WINNETKA – The North Shore Country Day School Upper School Community Service Club organizes a holiday drive for Northwestern Settlement House in Chicago each year. Advisories pair up and adopt a family for the holidays, providing much-needed clothing, toys, household items and grocery store gift cards to families who are having a hard time making ends meet. Faculty and staff also pitch in to support the effort.
Each advisory group is assigned to a family, but students can choose which wish they want to fulfill for which family member. “We’re given information about the family and the situation they’re in,” explained junior Anna Roszak, one of the junior leaders of the club. “It builds more of a connection and makes it more personal. It’s nice to know that the person you’re buying these presents for wants and needs what you’re giving them.”
Students brought in their wrapped gifts and then after school on Dec. 13, all of the items were brought out to the center of the Upper School for a big packing party. Presents were sorted, boxed up, loaded into a van and delivered to Northwestern Settlement.
While this is a purely optional activity, most students jump at the chance to help others in such a tangible way. This year, North Shore students, faculty and staff were able to provide a happy holiday season for more than 50 individuals from 12 different families.
“One thing that’s really special about North Shore’s Community Service Club is that we focus on hands-on service,” said junior Livvy Whitmore. “In this season, when a lot of the focus can be on yourself or your very close friends and family, being able to spend just a little money to contribute to such an awesome cause that really helps families is a great way to give back.”

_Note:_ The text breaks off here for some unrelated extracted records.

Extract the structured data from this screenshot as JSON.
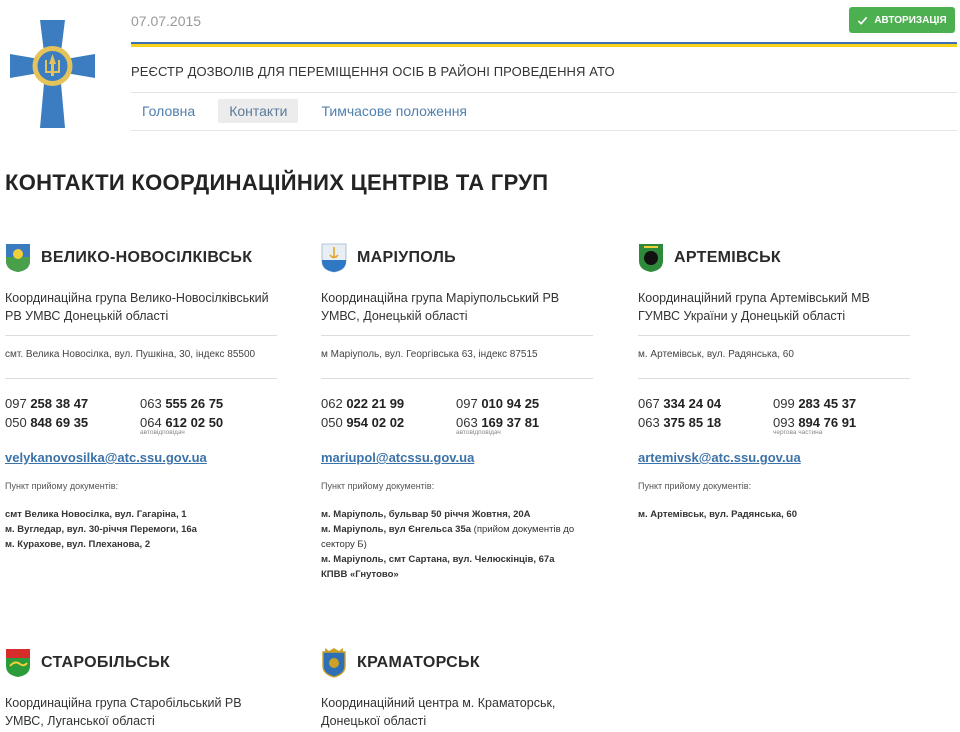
{
  "header": {
    "date": "07.07.2015",
    "auth_label": "АВТОРИЗАЦІЯ",
    "site_title": "РЕЄСТР ДОЗВОЛІВ ДЛЯ ПЕРЕМІЩЕННЯ ОСІБ В РАЙОНІ ПРОВЕДЕННЯ АТО",
    "nav": [
      "Головна",
      "Контакти",
      "Тимчасове положення"
    ],
    "active_nav": "Контакти",
    "colors": {
      "flag_blue": "#3b6fb6",
      "flag_yellow": "#f6d21d",
      "auth_green": "#4caf50"
    }
  },
  "page_title": "КОНТАКТИ КООРДИНАЦІЙНИХ ЦЕНТРІВ ТА ГРУП",
  "centers": [
    {
      "city": "ВЕЛИКО-НОВОСІЛКІВСЬК",
      "emblem": "velyka-novosilka-emblem",
      "group": "Координаційна група Велико-Новосілківський РВ УМВС Донецькій області",
      "address": "смт. Велика Новосілка, вул. Пушкіна, 30, індекс 85500",
      "phones": [
        {
          "prefix": "097",
          "number": "258 38 47",
          "note": ""
        },
        {
          "prefix": "063",
          "number": "555 26 75",
          "note": ""
        },
        {
          "prefix": "050",
          "number": "848 69 35",
          "note": ""
        },
        {
          "prefix": "064",
          "number": "612 02 50",
          "note": "автовідповідач"
        }
      ],
      "email": "velykanovosilka@atc.ssu.gov.ua",
      "reception_label": "Пункт прийому документів:",
      "reception": [
        {
          "bold": "смт Велика Новосілка, вул. Гагаріна, 1",
          "rest": ""
        },
        {
          "bold": "м. Вугледар, вул. 30-річчя Перемоги, 16а",
          "rest": ""
        },
        {
          "bold": "м. Курахове, вул. Плеханова, 2",
          "rest": ""
        }
      ]
    },
    {
      "city": "МАРІУПОЛЬ",
      "emblem": "mariupol-emblem",
      "group": "Координаційна група Маріупольський РВ УМВС, Донецькій області",
      "address": "м Маріуполь, вул. Георгівська 63, індекс 87515",
      "phones": [
        {
          "prefix": "062",
          "number": "022 21 99",
          "note": ""
        },
        {
          "prefix": "097",
          "number": "010 94 25",
          "note": ""
        },
        {
          "prefix": "050",
          "number": "954 02 02",
          "note": ""
        },
        {
          "prefix": "063",
          "number": "169 37 81",
          "note": "автовідповідач"
        }
      ],
      "email": "mariupol@atcssu.gov.ua",
      "reception_label": "Пункт прийому документів:",
      "reception": [
        {
          "bold": "м. Маріуполь, бульвар 50 річчя Жовтня, 20А",
          "rest": ""
        },
        {
          "bold": "м. Маріуполь, вул Єнгельса 35а",
          "rest": " (прийом документів до сектору Б)"
        },
        {
          "bold": "м. Маріуполь, смт Сартана, вул. Челюскінців, 67а",
          "rest": ""
        },
        {
          "bold": "КПВВ «Гнутово»",
          "rest": ""
        }
      ]
    },
    {
      "city": "АРТЕМІВСЬК",
      "emblem": "artemivsk-emblem",
      "group": "Координаційний група Артемівський МВ ГУМВС України у Донецькій області",
      "address": "м. Артемівськ, вул. Радянська, 60",
      "phones": [
        {
          "prefix": "067",
          "number": "334 24 04",
          "note": ""
        },
        {
          "prefix": "099",
          "number": "283 45 37",
          "note": ""
        },
        {
          "prefix": "063",
          "number": "375 85 18",
          "note": ""
        },
        {
          "prefix": "093",
          "number": "894 76 91",
          "note": "чергова частина"
        }
      ],
      "email": "artemivsk@atc.ssu.gov.ua",
      "reception_label": "Пункт прийому документів:",
      "reception": [
        {
          "bold": "м. Артемівськ, вул. Радянська, 60",
          "rest": ""
        }
      ]
    },
    {
      "city": "СТАРОБІЛЬСЬК",
      "emblem": "starobilsk-emblem",
      "group": "Координаційна група Старобільський РВ УМВС, Луганської області"
    },
    {
      "city": "КРАМАТОРСЬК",
      "emblem": "kramatorsk-emblem",
      "group": "Координаційний центра м. Краматорськ, Донецької області"
    }
  ]
}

Northwestern Settlement became one of the primary beneficiaries of the North Shore’s holiday drive efforts about 25 years ago, but the idea of giving back to the community—especially around the holidays—goes back to the School’s earliest days. Just before winter break in 1920, North Shore’s Founding Headmaster received a telegram from Santa asking if students would be willing to repair toys which would then be distributed to needy families “so that every boy and girl in Chicago may have at least one toy at Christmas time.” The students spent the next two weeks volunteering in the toy shop, making old toys like new and helping to bring cheer to less fortunate children. That tradition went on for more than 40 years.
“The fact that we are a more privileged school on the North Shore, being able to use our resources and still give back and acknowledge the differences in our community is really important,” explained junior Paige Forester.
Upper School students were not the only ones spreading holiday cheer to the less fortunate. This year, the Middle School Student Council organized a toy drive through U.S. Marine Corps Reserve Toys for Tots program. Students collected unwrapped toys, which were then distributed to nonprofits who gave them out to needy families.
The Middle School Student Council typically organizes two fundraisers for various charities each year. This year, they’re hoping to pull off three, explained James, the Student Council President. Earlier this fall, students raised more than $1,000 for the American Red Cross, and they set a goal to collect 500 toys for this event.
“We really love the holidays and we wanted to share that love with kids that might not be as fortunate as us,” he said.